E fora um ato preciso.
No meio de uma rua deserta. Na madrugada.
Os reflexos das luzes iluminando o asfalto molhado pela chuva fina
Que era jogada pelo vento frio e cortante contra um rosto impávido.
Diante da perplexidade um homem em pé. Rosto suado. Mãos trêmulas.
No lugar certo. No horário exato.

No cruzamento das duas grandes avenidas um carro.
Vidros escuros. Luzes apagadas.
No seu interior, duas silhuetas.
Uma delas ganha a rua
Passos rápidos e ombros encolhidos
Tentando evitar no seu rosto a agressão do tempo.
Olhar fugidio e sorriso sarcástico (ou o sarcasmo estaria no olhar de quem observa?)

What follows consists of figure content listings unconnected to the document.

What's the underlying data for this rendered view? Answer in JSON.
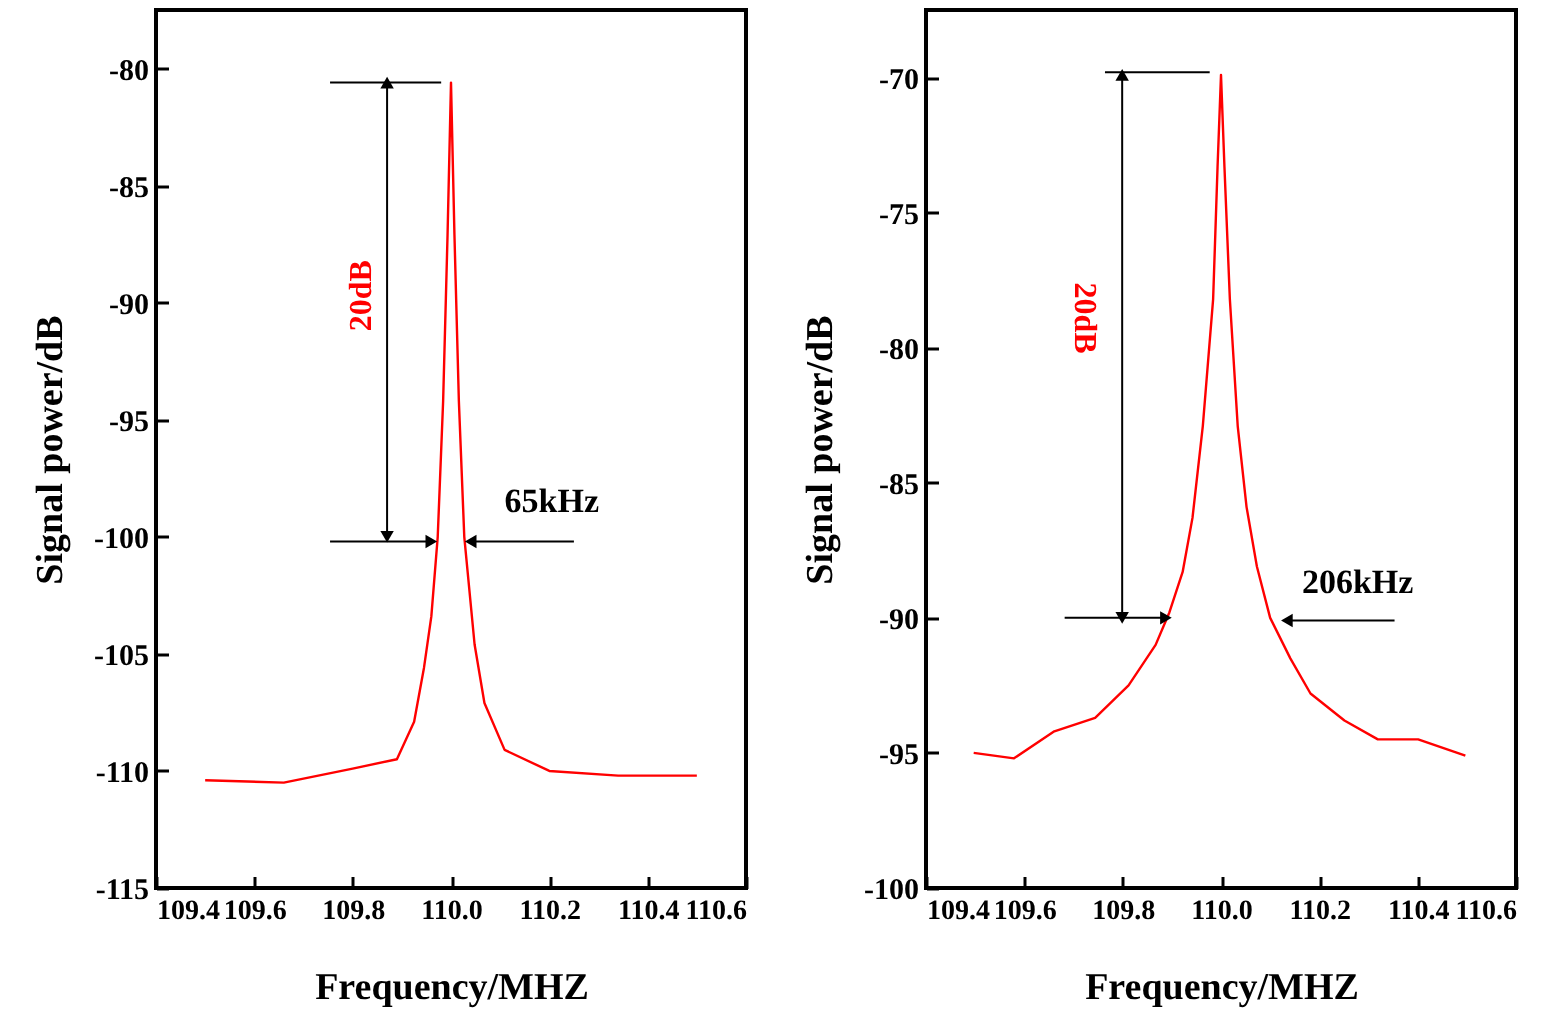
{
  "chart_data": [
    {
      "type": "line",
      "xlabel": "Frequency/MHZ",
      "ylabel": "Signal power/dB",
      "xlim": [
        109.4,
        110.6
      ],
      "ylim": [
        -115,
        -77.5
      ],
      "xticks": [
        109.4,
        109.6,
        109.8,
        {
          "value": 110,
          "label": "110.0"
        },
        110.2,
        110.4,
        110.6
      ],
      "yticks": [
        -115,
        -110,
        -105,
        -100,
        -95,
        -90,
        -85,
        -80
      ],
      "series": [
        {
          "color": "#ff0000",
          "x": [
            109.5,
            109.66,
            109.8,
            109.89,
            109.925,
            109.945,
            109.96,
            109.973,
            109.984,
            109.993,
            110.0,
            110.007,
            110.016,
            110.027,
            110.048,
            110.068,
            110.109,
            110.2,
            110.34,
            110.5
          ],
          "values": [
            -110.4,
            -110.5,
            -109.9,
            -109.5,
            -107.9,
            -105.6,
            -103.4,
            -100,
            -94.2,
            -87.1,
            -80.6,
            -87.1,
            -94.2,
            -100,
            -104.6,
            -107.1,
            -109.1,
            -110,
            -110.2,
            -110.2
          ]
        }
      ],
      "annotations": [
        "20dB",
        "65kHz"
      ]
    },
    {
      "type": "line",
      "xlabel": "Frequency/MHZ",
      "ylabel": "Signal power/dB",
      "xlim": [
        109.4,
        110.6
      ],
      "ylim": [
        -100,
        -67.5
      ],
      "xticks": [
        109.4,
        109.6,
        109.8,
        {
          "value": 110,
          "label": "110.0"
        },
        110.2,
        110.4,
        110.6
      ],
      "yticks": [
        -100,
        -95,
        -90,
        -85,
        -80,
        -75,
        -70
      ],
      "series": [
        {
          "color": "#ff0000",
          "x": [
            109.497,
            109.579,
            109.661,
            109.744,
            109.812,
            109.867,
            109.895,
            109.922,
            109.942,
            109.963,
            109.984,
            109.993,
            110.0,
            110.007,
            110.018,
            110.034,
            110.052,
            110.073,
            110.1,
            110.141,
            110.182,
            110.251,
            110.319,
            110.401,
            110.497
          ],
          "values": [
            -95.0,
            -95.2,
            -94.2,
            -93.7,
            -92.5,
            -91.0,
            -89.8,
            -88.3,
            -86.3,
            -82.9,
            -78.2,
            -73.3,
            -69.9,
            -73.3,
            -78.2,
            -82.9,
            -85.9,
            -88.1,
            -90.0,
            -91.5,
            -92.8,
            -93.8,
            -94.5,
            -94.5,
            -95.1
          ]
        }
      ],
      "annotations": [
        "20dB",
        "206kHz"
      ]
    }
  ]
}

Dá a volta no veículo. Olha o entorno. Abre a porta.
Dá passagem ao outro tripulante
Com a cabeça coberta pelo casaco de lã negra. Abraçam-se como que para se proteger da interpérie e dos olhares sedentos de uma felicidade ilícita. Atravessam a rua.

O homem mantém-se imóvel junto ao meio-fio, como a estátua que habita a marquise do prédio em frente.

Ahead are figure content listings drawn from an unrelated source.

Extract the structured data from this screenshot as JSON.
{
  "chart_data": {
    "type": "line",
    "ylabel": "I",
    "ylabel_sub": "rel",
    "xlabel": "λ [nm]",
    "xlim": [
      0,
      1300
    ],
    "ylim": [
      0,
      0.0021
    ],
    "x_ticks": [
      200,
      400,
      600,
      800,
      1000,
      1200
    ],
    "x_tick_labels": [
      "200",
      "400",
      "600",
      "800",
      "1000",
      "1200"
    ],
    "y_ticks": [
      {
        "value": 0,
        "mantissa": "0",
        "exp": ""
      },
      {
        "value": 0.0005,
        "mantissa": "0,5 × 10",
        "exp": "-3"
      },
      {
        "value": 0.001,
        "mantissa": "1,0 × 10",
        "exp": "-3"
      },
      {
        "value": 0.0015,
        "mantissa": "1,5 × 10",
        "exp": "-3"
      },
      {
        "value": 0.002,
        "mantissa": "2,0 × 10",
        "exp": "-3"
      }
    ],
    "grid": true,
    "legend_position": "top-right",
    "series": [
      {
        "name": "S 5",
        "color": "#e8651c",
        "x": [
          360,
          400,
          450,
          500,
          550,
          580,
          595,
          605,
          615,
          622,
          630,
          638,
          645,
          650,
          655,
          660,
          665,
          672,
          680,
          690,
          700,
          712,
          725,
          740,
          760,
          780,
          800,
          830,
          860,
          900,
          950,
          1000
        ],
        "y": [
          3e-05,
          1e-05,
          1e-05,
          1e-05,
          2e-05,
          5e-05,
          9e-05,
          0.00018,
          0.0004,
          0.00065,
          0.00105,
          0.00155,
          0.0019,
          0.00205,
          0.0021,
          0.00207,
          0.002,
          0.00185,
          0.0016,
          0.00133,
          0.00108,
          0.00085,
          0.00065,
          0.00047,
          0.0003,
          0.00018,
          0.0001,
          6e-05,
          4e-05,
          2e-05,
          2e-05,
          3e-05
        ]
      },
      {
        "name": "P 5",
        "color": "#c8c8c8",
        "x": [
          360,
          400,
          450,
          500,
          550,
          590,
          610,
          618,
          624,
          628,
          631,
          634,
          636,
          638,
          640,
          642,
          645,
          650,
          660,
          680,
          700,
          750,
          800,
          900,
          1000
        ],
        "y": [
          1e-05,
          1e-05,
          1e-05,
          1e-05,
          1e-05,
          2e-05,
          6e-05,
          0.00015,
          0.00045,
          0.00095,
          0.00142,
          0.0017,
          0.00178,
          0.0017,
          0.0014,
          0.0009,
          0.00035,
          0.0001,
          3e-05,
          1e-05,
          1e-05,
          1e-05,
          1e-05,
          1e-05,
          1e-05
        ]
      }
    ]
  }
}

Comprime os lábios. Cerra os punhos.
Balança a cabeça como que para varrer dos olhos a imagem que vê. Insiste em não crer.
Busca respostas para o inexplicável no inimaginável.

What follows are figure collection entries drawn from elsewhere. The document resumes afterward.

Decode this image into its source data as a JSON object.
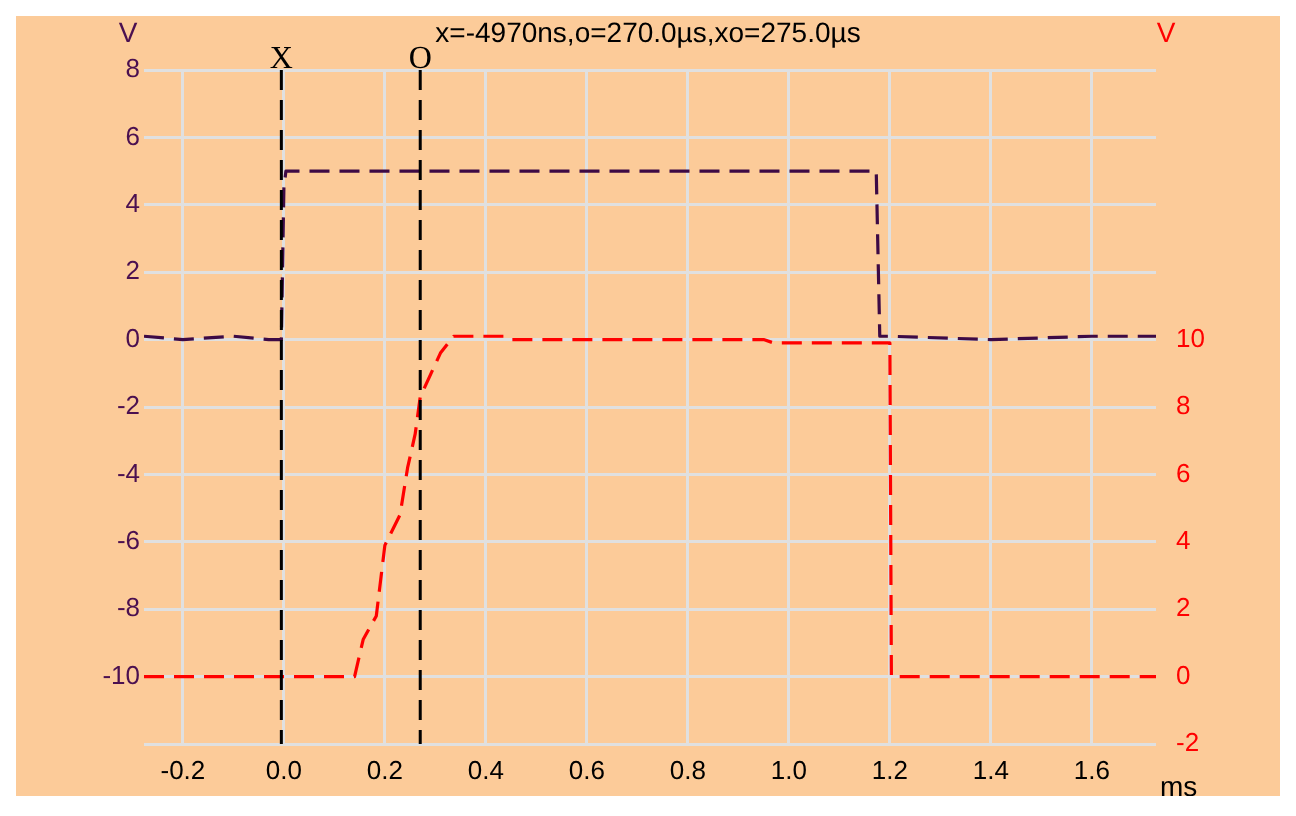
{
  "chart_data": {
    "type": "line",
    "title": "x=-4970ns,o=270.0µs,xo=275.0µs",
    "xlabel": "ms",
    "ylabel": "V",
    "y2label": "V",
    "xlim": [
      -0.277,
      1.727
    ],
    "xticks": [
      -0.2,
      {
        "value": 0,
        "label": "0.0"
      },
      0.2,
      0.4,
      0.6,
      0.8,
      {
        "value": 1,
        "label": "1.0"
      },
      1.2,
      1.4,
      1.6
    ],
    "ylim": [
      -12,
      8
    ],
    "yticks": [
      -10,
      -8,
      -6,
      -4,
      -2,
      0,
      2,
      4,
      6,
      8
    ],
    "y2lim": [
      -2,
      18
    ],
    "y2ticks": [
      -2,
      0,
      2,
      4,
      6,
      8,
      10
    ],
    "grid": true,
    "legend": false,
    "line_style": "dashed",
    "marker": "none",
    "series": [
      {
        "color": "#3d0a45",
        "x": [
          -0.277,
          -0.2,
          -0.1,
          -0.03,
          -0.005,
          0.0,
          0.004,
          0.3,
          0.6,
          0.9,
          1.173,
          1.18,
          1.2,
          1.4,
          1.6,
          1.727
        ],
        "values": [
          0.1,
          0.0,
          0.1,
          0.0,
          0.0,
          4.5,
          5.0,
          5.0,
          5.0,
          5.0,
          5.0,
          0.1,
          0.1,
          0.0,
          0.1,
          0.1
        ]
      },
      {
        "color": "#ff0000",
        "axis": "y2",
        "x": [
          -0.277,
          0.0,
          0.14,
          0.157,
          0.183,
          0.2,
          0.23,
          0.245,
          0.26,
          0.27,
          0.31,
          0.336,
          0.44,
          0.45,
          0.7,
          0.95,
          0.97,
          1.2,
          1.203,
          1.5,
          1.727
        ],
        "values": [
          0,
          0,
          0,
          1.1,
          1.8,
          3.9,
          4.8,
          6.2,
          7.2,
          8.3,
          9.6,
          10.1,
          10.1,
          10,
          10,
          10,
          9.9,
          9.9,
          0,
          0,
          0
        ]
      }
    ],
    "ref_lines": [
      {
        "axis": "x",
        "value": -0.005,
        "label": "X",
        "color": "#000000",
        "line_style": "dashed"
      },
      {
        "axis": "x",
        "value": 0.27,
        "label": "O",
        "color": "#000000",
        "line_style": "dashed"
      }
    ]
  }
}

Um casal chega à calçada oposta. Ela descobre a cabeça diante da porta do restaurante, aberta por ele (trazendo o mesmo sorriso nos lábios).
Com a luz do interior do estabelecimento é possível ver o rosto dela.
O seu olhar terno e convidativo (seria realmente o seu olhar terno?)
O homem diante da cena sente um tremor passar-lhe pelo corpo todo. As faces latejarem. Pega do bolso da camisa um papel. Aperta entre o punho cerrado. Olha o relógio.
Leva a mão à cintura. Sente o frio mórbido da pistola. 13 projéteis intactos no pente. Diversas imagens passam por seus olhos em fração de segundo.
Já não sente a chuva cair. Seu corpo fora tomado de um torpor analgésico.
O momento é perfeito.

Um tiro. Seco na noite fria. Um corpo estendido na rua. Nenhuma testemunha.
Dentro do restaurante a mulher tem os olhos mareados
Olhando o anel de noivado
o homem lhe acaricia o rosto com um sorriso (terno?) nos lábios.
Em um das mãos defuntas uma pistola.
Na outra, um esboço rabiscado de poema:
“Desde que tu me deixara, a felicidade alheia me desespera.”